Having multiple children engages one in a constant state of forgetting.  You go through various stages with your first child and then forget what they were like and that those stages even exist by the time you get to your second.  The same thing happens for the third, and the fourth.  It's kind of like a bad version of Groundhog Day where Bill Murray wakes up every morning with a case of amnesia.
And so every time I've forgotten about this magical phase in my life where my youngest child is old enough to amuse themselves quietly and I don't have another baby yet to play the ticking time bomb that could go off at any minute.
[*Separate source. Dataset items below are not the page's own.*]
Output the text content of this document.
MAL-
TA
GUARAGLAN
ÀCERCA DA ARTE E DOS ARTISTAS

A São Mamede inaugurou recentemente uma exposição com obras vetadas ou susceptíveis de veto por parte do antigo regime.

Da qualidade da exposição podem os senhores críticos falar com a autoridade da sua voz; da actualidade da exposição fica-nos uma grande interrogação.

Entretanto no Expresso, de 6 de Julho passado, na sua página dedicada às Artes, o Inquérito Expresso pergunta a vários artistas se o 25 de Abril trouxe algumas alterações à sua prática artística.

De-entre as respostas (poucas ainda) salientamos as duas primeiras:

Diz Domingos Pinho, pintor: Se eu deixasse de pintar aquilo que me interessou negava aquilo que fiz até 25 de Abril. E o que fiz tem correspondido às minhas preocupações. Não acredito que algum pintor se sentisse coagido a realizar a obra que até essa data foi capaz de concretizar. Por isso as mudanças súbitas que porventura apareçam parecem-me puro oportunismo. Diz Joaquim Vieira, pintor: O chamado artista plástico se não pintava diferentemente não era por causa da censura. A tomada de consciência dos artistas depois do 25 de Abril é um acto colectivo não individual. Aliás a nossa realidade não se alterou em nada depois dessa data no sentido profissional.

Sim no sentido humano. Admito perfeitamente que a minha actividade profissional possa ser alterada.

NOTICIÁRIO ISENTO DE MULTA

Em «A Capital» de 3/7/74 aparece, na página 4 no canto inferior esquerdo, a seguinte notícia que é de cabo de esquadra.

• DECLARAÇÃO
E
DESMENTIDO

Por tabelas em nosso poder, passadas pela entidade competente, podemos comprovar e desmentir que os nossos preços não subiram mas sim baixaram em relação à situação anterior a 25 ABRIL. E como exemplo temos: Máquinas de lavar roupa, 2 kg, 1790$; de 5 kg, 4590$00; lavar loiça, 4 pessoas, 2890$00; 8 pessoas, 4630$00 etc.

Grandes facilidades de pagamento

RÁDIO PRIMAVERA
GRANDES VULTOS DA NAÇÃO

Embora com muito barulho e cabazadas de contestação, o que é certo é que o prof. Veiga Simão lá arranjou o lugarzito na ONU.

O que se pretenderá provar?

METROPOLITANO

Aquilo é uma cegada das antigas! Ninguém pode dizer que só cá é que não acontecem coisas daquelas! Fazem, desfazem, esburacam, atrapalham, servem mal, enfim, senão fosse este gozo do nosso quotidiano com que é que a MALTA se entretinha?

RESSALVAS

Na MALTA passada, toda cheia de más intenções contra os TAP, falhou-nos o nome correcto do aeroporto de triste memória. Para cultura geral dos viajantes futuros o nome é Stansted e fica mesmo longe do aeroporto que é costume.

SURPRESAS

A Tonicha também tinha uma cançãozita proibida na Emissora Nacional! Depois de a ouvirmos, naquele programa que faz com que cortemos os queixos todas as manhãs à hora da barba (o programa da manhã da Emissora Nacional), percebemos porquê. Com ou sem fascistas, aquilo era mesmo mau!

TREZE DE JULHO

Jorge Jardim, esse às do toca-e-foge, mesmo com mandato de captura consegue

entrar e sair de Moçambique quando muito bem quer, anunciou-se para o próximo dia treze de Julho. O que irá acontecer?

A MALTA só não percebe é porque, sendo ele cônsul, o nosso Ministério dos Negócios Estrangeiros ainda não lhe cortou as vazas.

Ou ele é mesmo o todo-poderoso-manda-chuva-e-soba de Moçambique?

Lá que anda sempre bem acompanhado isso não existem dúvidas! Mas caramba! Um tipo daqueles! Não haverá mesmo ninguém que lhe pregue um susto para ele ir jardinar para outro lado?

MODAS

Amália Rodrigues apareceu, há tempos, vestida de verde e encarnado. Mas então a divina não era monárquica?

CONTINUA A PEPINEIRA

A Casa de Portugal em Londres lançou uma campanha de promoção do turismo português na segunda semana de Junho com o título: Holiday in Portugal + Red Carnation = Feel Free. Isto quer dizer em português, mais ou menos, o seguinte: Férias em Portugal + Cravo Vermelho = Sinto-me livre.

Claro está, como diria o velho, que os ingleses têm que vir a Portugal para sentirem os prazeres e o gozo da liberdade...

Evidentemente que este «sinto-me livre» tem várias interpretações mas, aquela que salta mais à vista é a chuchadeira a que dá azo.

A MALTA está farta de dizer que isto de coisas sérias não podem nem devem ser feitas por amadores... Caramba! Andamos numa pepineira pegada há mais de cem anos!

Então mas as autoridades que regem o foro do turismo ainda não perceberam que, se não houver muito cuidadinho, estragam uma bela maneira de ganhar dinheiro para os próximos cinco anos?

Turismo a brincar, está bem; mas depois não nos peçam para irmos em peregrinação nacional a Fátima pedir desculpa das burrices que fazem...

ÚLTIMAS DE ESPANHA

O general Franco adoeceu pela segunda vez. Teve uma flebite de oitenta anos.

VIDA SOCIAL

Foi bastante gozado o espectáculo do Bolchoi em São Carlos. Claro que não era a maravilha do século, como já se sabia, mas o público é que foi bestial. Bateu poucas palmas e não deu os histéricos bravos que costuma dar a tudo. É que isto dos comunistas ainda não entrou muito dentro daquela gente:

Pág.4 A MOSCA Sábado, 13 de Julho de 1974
It's probably during this time that I fool myself into thinking that I could handle another child, no problem.  But this stage is so nice - and it just keeps getting nicer the older my oldest one gets.  The other day we went somewhere and were out during Joseph's nap time - and he didn't dissolve into a puddle of crying baby because he missed his nap.  If we are at a friend's house for dinner, I don't start frantically making kill motions to Brandon the second it's past Joseph's bed time.  And best of all, he can spend significant portions of time wandering around the house amusing himself by making messes.
As cute and squishy as little babies are (and they really are), life is just so much more live-able when they reach the magical self-propelled stage.  I can stop holding my breath waiting for the other shoe to drop and breathe normally again.  It's fantastic.
And those other stages coming up - like potty training?  I've already forgotten them again, so please don't remind me.  I'm enjoying the peace for a few precious moments.